Bundeshaushalt Deutschland braucht keinen Sparkommissar
Bundesfinanzminister Lindner hält die Schuldenbremse nur ein, weil Milliardenkosten für Klimaschutzmaßnahmen oder die Bundeswehr in Schattenhaushalten stecken. Und das ist auch gut so.
Reden und Handeln klaffen ja in der Politik gelegentlich auseinander, und in manchen Fällen ist das auch besser so. In der Haushaltsdebatte zum Beispiel hat Bundesfinanzminister Christian Lindner sich derart als Sparfuchs positioniert, dass man zwischendurch beinahe befürchten musste, er wolle die schrumpfende deutsche Wirtschaft mit einer Politik der künstlich knappen Kassen noch tiefer in die Krise sparen.
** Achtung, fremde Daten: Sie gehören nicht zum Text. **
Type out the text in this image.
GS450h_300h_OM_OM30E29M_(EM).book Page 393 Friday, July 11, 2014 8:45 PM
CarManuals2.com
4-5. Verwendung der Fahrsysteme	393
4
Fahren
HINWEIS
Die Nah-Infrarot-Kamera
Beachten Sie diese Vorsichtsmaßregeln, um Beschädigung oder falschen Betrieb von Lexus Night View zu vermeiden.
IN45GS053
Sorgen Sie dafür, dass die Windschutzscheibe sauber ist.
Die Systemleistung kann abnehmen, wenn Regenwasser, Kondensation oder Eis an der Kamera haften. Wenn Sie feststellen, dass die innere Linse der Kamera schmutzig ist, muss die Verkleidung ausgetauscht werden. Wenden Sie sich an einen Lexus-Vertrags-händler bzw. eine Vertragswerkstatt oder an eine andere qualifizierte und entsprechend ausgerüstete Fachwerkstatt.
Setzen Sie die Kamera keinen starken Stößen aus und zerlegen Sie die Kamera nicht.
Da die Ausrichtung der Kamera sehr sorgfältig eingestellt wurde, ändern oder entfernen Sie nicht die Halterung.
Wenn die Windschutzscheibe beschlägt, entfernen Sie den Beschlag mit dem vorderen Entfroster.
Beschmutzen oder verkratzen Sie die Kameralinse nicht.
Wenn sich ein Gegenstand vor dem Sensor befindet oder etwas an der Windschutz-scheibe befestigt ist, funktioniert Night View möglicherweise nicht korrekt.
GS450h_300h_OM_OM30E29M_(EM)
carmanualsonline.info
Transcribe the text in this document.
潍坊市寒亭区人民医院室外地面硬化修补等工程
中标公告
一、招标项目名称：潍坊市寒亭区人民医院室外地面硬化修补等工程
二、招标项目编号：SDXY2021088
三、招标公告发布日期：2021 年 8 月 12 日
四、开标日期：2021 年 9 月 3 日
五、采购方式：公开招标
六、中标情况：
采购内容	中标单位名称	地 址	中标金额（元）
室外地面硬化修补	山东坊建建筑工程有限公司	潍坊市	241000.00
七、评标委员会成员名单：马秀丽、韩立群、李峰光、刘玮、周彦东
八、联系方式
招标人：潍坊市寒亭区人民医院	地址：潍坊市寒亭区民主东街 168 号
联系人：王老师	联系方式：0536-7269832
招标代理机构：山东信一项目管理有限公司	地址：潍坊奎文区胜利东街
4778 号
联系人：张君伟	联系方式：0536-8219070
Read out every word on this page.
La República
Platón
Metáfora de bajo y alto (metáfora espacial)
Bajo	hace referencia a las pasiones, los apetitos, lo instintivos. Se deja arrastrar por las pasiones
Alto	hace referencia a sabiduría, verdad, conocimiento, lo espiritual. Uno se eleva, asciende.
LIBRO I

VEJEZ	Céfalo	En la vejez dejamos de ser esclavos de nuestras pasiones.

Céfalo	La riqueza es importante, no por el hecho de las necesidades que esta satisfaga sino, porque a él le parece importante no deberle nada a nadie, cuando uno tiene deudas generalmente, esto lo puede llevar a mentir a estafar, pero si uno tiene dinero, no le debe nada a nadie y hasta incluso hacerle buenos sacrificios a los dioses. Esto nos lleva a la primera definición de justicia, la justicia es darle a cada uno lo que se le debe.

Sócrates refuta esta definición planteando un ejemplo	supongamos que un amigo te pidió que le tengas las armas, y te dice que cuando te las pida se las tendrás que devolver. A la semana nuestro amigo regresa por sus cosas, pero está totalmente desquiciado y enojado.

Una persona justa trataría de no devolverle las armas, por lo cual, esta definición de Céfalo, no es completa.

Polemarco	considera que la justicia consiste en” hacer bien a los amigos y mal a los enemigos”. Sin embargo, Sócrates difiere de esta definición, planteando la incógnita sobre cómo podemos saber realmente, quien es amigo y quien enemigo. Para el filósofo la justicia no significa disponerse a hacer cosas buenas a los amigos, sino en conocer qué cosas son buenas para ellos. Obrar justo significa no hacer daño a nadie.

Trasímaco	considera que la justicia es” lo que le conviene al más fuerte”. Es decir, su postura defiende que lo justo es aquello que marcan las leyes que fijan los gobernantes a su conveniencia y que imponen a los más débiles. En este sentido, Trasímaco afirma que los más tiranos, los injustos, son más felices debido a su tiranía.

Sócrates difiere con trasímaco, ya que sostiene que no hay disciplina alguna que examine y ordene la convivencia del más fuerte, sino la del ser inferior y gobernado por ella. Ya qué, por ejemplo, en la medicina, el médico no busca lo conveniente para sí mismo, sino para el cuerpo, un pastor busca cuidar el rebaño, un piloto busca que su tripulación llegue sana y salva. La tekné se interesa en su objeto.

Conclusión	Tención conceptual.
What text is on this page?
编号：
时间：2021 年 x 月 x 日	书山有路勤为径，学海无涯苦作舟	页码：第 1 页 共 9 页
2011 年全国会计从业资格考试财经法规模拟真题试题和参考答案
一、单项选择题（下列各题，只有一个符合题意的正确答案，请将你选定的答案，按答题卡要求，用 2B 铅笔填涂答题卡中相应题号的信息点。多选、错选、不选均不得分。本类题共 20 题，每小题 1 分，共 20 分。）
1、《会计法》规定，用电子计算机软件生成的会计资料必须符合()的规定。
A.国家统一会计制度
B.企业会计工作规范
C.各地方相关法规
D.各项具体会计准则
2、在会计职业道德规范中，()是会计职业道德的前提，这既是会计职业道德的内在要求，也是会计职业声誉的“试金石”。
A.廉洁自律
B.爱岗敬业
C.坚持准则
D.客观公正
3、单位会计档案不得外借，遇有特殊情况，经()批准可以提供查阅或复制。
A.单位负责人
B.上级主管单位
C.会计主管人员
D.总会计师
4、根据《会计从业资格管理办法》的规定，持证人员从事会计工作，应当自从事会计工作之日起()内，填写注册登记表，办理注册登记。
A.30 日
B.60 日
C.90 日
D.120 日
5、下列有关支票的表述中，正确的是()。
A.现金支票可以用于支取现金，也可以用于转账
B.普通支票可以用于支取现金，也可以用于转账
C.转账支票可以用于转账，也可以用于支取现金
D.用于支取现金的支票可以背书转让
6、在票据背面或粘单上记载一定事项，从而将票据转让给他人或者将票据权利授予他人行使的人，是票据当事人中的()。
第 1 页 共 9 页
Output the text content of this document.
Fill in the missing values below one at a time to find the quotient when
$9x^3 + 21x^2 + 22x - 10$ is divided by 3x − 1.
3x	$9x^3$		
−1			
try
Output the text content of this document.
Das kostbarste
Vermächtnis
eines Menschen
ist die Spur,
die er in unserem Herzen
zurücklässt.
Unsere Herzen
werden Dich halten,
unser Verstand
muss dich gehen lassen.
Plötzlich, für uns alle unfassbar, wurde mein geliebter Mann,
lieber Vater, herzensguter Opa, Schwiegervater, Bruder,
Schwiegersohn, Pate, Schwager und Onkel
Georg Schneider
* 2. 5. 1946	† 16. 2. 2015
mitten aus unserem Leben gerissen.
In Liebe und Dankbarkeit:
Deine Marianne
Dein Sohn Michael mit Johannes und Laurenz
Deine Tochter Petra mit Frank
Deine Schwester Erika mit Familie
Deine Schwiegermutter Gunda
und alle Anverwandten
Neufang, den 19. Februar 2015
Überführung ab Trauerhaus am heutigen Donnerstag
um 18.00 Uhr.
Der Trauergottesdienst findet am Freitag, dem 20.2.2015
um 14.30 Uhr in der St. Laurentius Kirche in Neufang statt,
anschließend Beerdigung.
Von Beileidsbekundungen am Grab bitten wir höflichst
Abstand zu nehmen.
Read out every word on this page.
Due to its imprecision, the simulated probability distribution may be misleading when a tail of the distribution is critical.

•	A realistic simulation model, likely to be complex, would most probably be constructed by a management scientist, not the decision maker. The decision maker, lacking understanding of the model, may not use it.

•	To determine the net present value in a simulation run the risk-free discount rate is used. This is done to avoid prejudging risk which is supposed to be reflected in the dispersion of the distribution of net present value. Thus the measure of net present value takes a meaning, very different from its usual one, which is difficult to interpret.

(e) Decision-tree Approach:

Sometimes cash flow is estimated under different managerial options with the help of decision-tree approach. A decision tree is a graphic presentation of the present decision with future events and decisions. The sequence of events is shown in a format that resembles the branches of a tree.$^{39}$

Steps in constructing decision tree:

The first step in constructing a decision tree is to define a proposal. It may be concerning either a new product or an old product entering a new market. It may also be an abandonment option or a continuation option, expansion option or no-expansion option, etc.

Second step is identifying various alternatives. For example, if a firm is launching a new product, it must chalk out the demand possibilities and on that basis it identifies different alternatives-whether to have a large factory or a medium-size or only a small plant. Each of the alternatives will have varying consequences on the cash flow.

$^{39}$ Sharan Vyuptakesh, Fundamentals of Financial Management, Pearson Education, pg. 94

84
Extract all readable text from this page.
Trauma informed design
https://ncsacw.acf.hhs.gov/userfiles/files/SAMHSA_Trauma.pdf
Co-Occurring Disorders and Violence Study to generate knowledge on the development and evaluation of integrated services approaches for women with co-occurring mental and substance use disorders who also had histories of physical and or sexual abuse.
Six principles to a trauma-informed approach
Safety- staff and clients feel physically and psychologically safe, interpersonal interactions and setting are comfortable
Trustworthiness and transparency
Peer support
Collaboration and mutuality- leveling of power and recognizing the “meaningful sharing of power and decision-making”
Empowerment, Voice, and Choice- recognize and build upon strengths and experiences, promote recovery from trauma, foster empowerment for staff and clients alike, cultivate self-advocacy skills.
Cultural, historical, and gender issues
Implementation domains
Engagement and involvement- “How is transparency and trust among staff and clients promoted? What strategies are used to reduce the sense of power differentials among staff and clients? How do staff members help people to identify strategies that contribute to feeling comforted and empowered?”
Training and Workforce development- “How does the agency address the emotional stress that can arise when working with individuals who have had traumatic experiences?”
Schuldenbremse nur formal eingehalten - zum Glück
In Wirklichkeit aber wird die Schuldenbremse formal nur deshalb eingehalten, weil Milliarden-Investitionen in Klimaschutzmaßnahmen oder die Bundeswehr in Schattenhaushalte (offiziell: "Sondervermögen") ausgelagert wurden. Dieses Vorgehen gehört zu den legalen Tricks eines Finanzministers, und man kann aus klima- und sicherheitspolitischer Sicht dankbar sein, dass Lindner mit Hilfe seiner Sondervermögen anders handelt als er redet.
Aber natürlich zeigt der notwendige Rückgriff auf Schattenhaushalte auch, dass die vom Minister so leidenschaftlich verteidigte Schuldenbremse ein ungeeignetes Instrument ist: Sie ist ein Dogma wirtschafts- und finanzpolitischer Lehrmeinungen der 1980er- und 1990er-Jahre und schränkt bei konsequenter Anwendung staatliche Gestaltungsmöglichkeiten massiv ein.
Bessere Bahnstrecken und sanierte Autobahnbrücken, politische Bildung und Demokratieförderung, digitale Verwaltung und Forschungsförderung für Spitzentechnologie, sozialer Wohnungsbau und eine zeitgemäß ausgestattete Bundeswehr: All das, was Deutschland so dringend braucht, wird durch die Schuldenbremse erschwert - zumal die Regierung auf Wunsch der FDP ja auch Steuererhöhungen und die Abschaffung klimapolitisch unsinniger Subventionen verhindert.
Staat muss massiv mehr investieren
Der Dreiklang "keine höheren Steuern", "keine neuen Schulden" und "kein Subventionsabbau" kann aber rein logisch kaum funktionieren, schon gar nicht in einer wirtschaftlichen Schwächephase. Und nein: Schulden sind kein Selbstzweck. Aber der Verzicht auf Schulden um jeden Preis genauso wenig. Nicht getätigte Investitionen heute sind der (viel teurere) Reformstau von morgen. Wer wüsste das besser als Lindner, der in der Haushaltsdebatte höchstselbst die CDU-geführten Vorgängerregierungen für zu geringe Investitionen kritisiert hat.
Jetzt mehr zu investieren, ist richtig. Aber die Frage ist, ob das reicht, was die deutsche Regierung da tut - auch im Vergleich mit den USA und deren Milliarden im Rahmen des Inflation Reduction Act. Deutschland ist im internationalen Vergleich nicht hoch verschuldet, hat aber ein vergleichsweise geringes Wirtschaftswachstum (wenn überhaupt). In dieser Zeit braucht das Land als Finanzminister keinen Sparkommissar - sondern einen Wachstumsschaffer.